Copper is an essential micronutrient that serves as a cofactor in numerous biological processes, but can be toxic when present in excess. Because of this, cells must tightly maintain copper levels. This includes balance between import and export of cellular copper. The major copper importer in humans is the high-affinity copper transporter SLC31A1 or CTR1. The localization of CTR1 varies between cell types, but is commonly found at the plasma membrane and intracellular vesicles [1-3].   

In addition to copper, CTR1 has the ability to transport platinum-containing drugs. One example is a chemotherapeutic drug called cisplatin that is used to treat a variety of cancers. Unfortunately, many types of cancer are resistant to platinum drugs, presenting a major obstacle for achieving maximum drug efficacy. In yeast, western blotting using a CTR1 antibody demonstrated that CTR1 protein levels are negatively regulated by cisplatin treatment [4]. In mice, loss of CTR1 results in decreased platinum accumulation and resulting increased cisplatin resistance [4]. The accumulation of cisplatin in human ovarian cancer cells is limited because of cisplatin-triggered down-regulation and proteasomal degradation of CTR1 [4, 5] . Using CTR1 antibodies, Jandial et al. showed that treatment with a proteasomal inhibitor called bortezomib prevents CTR1 degradation and thus increases platinum uptake in these ovarian cancer cells [5]. Combination therapy with cisplatin and this proteasomal inhibitor thus may be an enhanced treatment strategy.                      

Because abundance of CTR1 may be a biomarker of platinum drug uptake, determining CTR1 levels in a particular cancer type may be an important indicator of future treatment success. Antibodies against CTR1 have been used to determine CTR1 abundance and localization in normal vs. cancerous cells. In these studies, immunohistochemistry can be used to stain tissue arrays using a CTR1 antibody [6] . For example, strong staining was found in certain carcinoid tumors [6] . In another study, CTR1 antibodies were used to examine lung cancer tissue samples from patients who had been treated with platinum-based chemotherapy [7]. Tumor response and tissue platinum concentrations were higher in patients with increased CTR1 levels. Understanding how platinum drugs enter cells and why certain cells are resistant to these drugs is important for developing cancer treatment plants.
Novus Biologiclas offers SLC31A1/CTR1 reagents for your research needs including:

• SLC31A1/CTR1 antibodies
• SLC31A1/CTR1 proteins
• SLC31A1/CTR1 RNAi

PMIDs

1. 12034741
2. 11734551
3. 12023893
4. 12370430
5. 19147760
6. 16709730
7. 24792335

References

1. Eisses, J.F. and J.H. Kaplan, Molecular characterization of hCTR1, the human copper uptake protein.

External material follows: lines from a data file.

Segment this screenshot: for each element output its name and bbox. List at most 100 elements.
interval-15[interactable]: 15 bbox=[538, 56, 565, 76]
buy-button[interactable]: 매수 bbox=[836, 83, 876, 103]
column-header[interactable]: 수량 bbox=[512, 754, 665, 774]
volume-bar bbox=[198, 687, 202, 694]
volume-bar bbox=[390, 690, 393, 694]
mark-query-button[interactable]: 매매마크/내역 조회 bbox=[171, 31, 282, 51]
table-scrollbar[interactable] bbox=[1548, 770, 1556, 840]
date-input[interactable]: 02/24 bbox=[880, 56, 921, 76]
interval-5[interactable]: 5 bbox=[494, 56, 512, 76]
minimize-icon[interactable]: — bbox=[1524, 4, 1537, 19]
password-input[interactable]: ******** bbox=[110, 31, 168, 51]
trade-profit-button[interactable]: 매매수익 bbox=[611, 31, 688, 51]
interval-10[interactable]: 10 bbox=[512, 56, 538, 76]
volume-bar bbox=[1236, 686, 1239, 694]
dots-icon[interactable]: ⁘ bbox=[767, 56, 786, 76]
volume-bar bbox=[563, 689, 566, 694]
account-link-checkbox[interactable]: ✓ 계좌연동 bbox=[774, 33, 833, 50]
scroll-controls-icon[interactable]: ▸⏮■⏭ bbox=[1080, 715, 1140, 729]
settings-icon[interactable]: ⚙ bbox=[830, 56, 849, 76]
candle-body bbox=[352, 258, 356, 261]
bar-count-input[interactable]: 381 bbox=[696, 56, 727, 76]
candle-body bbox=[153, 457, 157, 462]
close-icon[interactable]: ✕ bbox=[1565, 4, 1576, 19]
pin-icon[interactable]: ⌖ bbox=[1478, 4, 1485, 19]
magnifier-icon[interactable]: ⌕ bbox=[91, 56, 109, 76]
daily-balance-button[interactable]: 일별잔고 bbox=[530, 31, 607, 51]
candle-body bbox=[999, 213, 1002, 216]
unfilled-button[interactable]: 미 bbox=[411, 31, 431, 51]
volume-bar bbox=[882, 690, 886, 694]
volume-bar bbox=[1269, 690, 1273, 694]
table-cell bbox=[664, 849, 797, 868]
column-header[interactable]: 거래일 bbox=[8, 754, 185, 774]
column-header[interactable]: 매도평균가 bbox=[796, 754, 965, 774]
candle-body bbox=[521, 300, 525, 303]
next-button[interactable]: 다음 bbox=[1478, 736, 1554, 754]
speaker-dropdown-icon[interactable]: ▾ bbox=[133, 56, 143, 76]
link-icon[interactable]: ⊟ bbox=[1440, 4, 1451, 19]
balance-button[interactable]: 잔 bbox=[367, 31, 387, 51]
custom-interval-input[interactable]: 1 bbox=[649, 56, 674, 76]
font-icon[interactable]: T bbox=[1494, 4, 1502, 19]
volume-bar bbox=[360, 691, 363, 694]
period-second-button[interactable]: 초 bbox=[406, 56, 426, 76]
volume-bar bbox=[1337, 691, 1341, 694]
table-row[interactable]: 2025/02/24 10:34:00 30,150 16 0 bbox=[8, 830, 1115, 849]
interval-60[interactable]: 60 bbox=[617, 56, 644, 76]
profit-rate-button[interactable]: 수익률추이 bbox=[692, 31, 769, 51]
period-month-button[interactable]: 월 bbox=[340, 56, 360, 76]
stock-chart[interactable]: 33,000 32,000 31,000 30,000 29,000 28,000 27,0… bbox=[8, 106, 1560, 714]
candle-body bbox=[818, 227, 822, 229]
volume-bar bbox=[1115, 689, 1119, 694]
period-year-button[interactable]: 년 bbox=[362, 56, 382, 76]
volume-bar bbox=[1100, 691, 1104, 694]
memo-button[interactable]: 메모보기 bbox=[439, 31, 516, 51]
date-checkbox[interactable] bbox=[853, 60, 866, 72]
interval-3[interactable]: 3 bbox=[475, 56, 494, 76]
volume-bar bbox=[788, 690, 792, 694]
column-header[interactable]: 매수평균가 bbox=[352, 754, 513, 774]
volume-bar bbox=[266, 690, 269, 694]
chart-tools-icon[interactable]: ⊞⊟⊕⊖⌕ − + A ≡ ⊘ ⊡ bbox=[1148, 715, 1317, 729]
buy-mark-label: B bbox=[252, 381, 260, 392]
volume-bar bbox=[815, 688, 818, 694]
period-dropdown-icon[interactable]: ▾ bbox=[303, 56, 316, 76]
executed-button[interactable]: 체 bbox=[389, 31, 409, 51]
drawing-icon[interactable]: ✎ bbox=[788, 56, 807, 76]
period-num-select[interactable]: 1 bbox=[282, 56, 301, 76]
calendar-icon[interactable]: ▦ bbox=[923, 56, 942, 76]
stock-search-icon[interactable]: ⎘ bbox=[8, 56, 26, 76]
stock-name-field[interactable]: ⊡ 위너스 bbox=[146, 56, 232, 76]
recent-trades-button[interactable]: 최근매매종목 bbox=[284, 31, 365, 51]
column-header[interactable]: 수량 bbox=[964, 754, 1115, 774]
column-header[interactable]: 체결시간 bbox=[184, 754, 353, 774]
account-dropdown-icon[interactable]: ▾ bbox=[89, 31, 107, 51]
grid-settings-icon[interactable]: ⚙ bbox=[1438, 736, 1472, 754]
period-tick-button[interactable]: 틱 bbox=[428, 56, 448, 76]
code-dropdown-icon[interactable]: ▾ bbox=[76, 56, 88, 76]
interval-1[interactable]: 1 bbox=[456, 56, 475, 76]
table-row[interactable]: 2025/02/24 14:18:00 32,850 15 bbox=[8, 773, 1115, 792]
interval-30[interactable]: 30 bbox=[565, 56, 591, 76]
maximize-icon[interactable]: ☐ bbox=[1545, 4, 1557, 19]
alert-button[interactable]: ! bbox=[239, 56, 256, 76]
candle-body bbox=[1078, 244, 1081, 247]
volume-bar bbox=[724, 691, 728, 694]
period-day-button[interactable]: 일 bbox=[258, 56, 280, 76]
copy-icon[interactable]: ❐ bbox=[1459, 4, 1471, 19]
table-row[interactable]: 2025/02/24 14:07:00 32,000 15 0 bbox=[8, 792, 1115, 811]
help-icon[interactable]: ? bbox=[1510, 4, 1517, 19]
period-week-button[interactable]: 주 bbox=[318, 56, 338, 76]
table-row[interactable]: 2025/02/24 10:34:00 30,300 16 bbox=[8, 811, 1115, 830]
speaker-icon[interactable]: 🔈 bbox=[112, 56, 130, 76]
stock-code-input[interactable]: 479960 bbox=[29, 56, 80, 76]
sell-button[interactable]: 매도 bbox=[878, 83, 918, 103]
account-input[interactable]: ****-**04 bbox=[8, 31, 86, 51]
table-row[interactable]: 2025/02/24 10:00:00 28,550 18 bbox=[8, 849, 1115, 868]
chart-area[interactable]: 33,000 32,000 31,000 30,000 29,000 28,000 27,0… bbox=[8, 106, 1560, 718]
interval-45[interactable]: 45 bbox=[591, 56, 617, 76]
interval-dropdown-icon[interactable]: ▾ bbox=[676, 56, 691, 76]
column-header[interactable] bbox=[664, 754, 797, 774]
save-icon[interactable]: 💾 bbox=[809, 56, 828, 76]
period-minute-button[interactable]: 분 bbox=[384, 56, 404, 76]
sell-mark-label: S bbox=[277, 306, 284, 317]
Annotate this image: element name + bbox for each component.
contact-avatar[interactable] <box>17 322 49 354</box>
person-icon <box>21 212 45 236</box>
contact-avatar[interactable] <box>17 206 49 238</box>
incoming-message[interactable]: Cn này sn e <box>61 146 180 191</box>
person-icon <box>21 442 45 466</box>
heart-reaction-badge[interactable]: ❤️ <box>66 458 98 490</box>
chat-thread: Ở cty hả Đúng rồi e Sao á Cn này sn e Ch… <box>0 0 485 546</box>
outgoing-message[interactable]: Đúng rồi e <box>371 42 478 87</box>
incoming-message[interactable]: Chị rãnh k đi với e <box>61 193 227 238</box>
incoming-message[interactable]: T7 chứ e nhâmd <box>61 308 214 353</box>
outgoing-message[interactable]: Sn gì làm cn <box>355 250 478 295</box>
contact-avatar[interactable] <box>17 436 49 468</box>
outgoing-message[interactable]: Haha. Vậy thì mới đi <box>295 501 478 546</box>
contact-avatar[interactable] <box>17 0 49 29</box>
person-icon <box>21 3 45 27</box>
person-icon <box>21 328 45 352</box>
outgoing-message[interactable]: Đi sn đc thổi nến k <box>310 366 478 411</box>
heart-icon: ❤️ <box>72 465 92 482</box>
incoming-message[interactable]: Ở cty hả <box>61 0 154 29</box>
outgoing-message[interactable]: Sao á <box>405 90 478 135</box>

J Biol Chem, 2002. 277(32): p. 29162-71.
2. Lee, J., et al., Biochemical characterization of the human copper transporter Ctr1. J Biol Chem, 2002. 277(6): p. 4380-7.
3. Klomp, A.E., et al., Biochemical characterization and subcellular localization of human copper transporter 1 (hCTR1). Biochem J, 2002. 364(Pt 2): p. 497-505.
4. Ishida, S., et al., Uptake of the anticancer drug cisplatin mediated by the copper transporter Ctr1 in yeast and mammals. Proceedings of the National Academy of Sciences, 2002. 99(22): p. 14298-14302.
5. Jandial, D.D., et al., Enhanced Delivery of Cisplatin to Intraperitoneal Ovarian Carcinomas Mediated by the Effects of Bortezomib on the Human Copper Transporter 1. Clinical Cancer Research, 2009. 15(2): p. 553-560.
6. Holzer, A.K., et al., Expression of the human copper influx transporter 1 in normal and malignant human tissues. J Histochem Cytochem, 2006. 54(9): p. 1041-9.
7. Kim, E.S., et al., Copper transporter CTR1 expression and tissue platinum concentration in non-small cell lung cancer. Lung Cancer, 2014. 85(1): p. 88-93.